Fox News misinterprets First Amendment for fired anti-gay HGTV hosts

Fox News misinterprets First Amendment for fired anti-gay HGTV hosts

A Fox News host erroneously pointed to the First Amendment in reference to anti-gay brothers Jason and David Benham who found their upcoming HGTV show cancelled when news of their extreme anti-gay and Islamophobic activism came to light.

As posted on The Randy Report earlier, HGTV cancelled its upcoming TV show Flip It Forward following the news that the hosts, Jason and David Benham, had long histories of anti-gay, anti-choice, and anti-Muslim activism.

Initially, Fox News stated that the brothers were punished for their Christian views, but is now suggesting HGTV’s decision to cancel the show actually violated the Benhams’ First Amendment right to free speech.

From Equality Matters:

On July 10, Fox News host Steve Doocy interviewed Jason and David Benham while an on-screen graphic declared they had been “fired for faith.” Doocy argued, “You were fired for having an opinion. I mean, there’s this thing called the First Amendment where people are entitled to their opinion and their Christian beliefs as well.”

But the First Amendment does not protect individuals from being fired by private employers, as it does not limit the actions that private employers may take based on employees’ speech. The First Amendment Center explained:

The First Amendment does not limit private employers.

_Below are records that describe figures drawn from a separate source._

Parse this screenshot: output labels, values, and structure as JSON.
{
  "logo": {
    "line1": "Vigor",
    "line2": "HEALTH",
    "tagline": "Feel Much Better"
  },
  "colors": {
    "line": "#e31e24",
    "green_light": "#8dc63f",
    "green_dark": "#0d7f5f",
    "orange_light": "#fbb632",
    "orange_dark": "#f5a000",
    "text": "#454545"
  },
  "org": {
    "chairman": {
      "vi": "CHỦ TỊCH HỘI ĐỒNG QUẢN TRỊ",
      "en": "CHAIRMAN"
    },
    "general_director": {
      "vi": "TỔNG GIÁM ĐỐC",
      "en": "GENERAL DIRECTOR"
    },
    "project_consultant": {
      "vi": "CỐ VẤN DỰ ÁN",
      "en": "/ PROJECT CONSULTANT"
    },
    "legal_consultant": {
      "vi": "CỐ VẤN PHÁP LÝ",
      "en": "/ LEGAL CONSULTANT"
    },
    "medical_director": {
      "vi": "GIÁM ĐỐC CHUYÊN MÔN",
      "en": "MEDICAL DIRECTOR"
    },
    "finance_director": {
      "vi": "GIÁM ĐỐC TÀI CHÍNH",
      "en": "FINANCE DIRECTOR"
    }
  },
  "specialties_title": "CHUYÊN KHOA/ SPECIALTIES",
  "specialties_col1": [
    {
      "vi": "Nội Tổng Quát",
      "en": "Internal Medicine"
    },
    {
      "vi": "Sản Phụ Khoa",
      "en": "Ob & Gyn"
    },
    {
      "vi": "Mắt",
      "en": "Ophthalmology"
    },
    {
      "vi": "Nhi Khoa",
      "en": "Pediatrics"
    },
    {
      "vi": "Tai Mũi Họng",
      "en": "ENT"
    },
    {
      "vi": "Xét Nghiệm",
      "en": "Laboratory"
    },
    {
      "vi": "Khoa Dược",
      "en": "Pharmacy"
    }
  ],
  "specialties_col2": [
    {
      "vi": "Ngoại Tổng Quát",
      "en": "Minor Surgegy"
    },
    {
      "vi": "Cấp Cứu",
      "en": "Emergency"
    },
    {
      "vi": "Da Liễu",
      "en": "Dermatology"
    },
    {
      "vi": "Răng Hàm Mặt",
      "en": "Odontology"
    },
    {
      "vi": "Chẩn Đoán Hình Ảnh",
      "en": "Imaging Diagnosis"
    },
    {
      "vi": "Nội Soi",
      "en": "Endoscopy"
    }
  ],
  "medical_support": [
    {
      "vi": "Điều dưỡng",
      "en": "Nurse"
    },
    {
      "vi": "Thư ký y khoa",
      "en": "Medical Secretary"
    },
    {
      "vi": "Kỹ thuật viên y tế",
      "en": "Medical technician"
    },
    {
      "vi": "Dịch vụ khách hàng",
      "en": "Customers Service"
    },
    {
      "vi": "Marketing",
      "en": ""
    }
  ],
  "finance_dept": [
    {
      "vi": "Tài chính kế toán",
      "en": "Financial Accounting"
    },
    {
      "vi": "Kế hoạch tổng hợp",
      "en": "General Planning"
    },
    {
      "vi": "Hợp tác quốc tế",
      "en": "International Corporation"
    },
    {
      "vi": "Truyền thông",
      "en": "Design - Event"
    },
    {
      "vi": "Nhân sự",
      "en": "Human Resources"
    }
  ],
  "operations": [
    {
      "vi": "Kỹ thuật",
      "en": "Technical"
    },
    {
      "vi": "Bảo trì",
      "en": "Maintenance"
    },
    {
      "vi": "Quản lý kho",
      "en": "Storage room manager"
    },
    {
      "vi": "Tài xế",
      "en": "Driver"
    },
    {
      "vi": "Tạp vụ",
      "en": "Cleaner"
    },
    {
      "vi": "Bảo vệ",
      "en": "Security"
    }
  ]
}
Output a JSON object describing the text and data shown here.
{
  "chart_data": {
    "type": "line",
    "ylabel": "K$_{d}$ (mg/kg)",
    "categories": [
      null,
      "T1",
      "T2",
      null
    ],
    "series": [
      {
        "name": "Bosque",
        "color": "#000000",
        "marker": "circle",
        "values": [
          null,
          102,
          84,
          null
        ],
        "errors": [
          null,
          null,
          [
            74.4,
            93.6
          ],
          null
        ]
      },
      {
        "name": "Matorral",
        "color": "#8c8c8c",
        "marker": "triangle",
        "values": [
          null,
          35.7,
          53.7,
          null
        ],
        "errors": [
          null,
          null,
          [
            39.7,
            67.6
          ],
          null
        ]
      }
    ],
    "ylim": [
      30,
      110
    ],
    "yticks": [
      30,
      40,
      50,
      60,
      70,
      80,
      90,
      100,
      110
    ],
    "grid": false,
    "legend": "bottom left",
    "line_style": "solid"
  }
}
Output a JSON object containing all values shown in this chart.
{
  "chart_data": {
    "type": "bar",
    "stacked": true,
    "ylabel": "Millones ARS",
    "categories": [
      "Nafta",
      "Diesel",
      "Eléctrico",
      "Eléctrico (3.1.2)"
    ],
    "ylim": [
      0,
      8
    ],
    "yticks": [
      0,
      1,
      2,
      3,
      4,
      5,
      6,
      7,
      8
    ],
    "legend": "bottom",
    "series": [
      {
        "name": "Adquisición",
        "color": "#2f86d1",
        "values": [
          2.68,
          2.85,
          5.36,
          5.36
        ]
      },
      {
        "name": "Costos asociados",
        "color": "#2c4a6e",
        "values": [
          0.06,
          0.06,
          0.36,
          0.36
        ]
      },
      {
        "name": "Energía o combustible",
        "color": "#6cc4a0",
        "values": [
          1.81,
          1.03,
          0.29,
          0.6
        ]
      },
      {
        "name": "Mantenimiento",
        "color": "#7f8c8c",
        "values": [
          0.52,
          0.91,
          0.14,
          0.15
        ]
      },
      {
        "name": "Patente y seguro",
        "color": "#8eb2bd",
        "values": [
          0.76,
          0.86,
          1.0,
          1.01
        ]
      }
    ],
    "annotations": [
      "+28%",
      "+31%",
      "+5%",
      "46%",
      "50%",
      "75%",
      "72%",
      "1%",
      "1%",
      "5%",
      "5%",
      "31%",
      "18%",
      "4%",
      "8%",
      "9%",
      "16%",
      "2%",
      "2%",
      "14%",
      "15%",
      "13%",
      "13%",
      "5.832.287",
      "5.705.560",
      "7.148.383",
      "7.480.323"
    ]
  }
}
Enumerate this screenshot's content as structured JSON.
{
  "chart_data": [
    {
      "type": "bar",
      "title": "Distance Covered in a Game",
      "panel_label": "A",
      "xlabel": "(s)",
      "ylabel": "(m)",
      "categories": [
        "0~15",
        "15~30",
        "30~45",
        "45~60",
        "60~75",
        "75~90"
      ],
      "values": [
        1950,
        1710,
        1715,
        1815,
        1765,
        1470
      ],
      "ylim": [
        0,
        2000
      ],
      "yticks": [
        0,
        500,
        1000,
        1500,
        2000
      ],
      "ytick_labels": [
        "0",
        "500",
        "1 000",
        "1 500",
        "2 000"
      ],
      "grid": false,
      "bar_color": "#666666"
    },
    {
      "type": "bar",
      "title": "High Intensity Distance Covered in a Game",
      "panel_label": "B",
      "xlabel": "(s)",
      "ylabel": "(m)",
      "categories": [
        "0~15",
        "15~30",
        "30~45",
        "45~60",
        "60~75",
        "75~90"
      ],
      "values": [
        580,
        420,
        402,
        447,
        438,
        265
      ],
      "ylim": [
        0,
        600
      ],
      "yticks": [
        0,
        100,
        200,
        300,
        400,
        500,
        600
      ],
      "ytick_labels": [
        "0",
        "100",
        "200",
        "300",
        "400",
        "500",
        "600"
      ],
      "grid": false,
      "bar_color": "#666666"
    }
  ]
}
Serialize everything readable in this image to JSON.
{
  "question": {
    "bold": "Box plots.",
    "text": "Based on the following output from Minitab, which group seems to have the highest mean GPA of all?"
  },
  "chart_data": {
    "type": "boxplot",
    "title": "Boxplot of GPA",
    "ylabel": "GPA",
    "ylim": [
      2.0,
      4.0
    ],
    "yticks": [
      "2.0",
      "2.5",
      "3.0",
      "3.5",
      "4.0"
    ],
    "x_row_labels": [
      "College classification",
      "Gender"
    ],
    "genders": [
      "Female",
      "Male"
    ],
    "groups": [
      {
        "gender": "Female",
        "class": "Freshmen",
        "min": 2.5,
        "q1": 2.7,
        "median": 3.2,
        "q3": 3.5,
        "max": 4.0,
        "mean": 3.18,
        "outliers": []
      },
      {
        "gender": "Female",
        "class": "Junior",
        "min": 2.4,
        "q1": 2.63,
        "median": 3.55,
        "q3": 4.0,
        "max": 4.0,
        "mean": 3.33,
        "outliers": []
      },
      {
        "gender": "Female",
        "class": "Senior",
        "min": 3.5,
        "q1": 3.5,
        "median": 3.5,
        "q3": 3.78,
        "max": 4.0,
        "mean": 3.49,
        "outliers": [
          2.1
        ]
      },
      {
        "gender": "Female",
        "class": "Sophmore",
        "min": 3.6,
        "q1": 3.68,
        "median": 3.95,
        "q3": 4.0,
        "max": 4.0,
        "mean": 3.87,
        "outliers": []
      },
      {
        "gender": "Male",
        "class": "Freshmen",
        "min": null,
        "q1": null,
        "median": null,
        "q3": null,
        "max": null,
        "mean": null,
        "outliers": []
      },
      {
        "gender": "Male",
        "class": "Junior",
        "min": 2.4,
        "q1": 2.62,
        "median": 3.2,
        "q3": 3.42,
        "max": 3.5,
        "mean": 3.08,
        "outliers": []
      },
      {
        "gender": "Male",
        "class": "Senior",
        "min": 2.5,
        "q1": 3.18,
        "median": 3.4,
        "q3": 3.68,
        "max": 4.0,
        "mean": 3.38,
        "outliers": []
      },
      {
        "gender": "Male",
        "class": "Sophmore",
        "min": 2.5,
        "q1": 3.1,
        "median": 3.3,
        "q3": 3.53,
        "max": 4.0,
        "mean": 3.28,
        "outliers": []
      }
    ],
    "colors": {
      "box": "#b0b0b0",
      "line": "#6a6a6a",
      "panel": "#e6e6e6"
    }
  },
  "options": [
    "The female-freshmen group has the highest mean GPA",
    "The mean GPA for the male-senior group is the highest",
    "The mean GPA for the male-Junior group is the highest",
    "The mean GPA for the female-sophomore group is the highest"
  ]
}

The Bill of Rights — and the First Amendment — limit only government actors, not private actors. This means that private employers can restrict employee speech in the workplace without running afoul of the First Amendment.

HGTV did not violate the First Amendment rights of the Benhams by dropping their show. As Columbia Law’s Suzanne Goldberg pointed out in an interview with CNN, it was most likely a decision to protect the business’ brand following widespread outcry against the Benhams’ comments.

Even David Benham told CNN that he does not hold a grudge against the network, telling Erin Burnett, “It was too much for them to bear and they had to make a business decision.”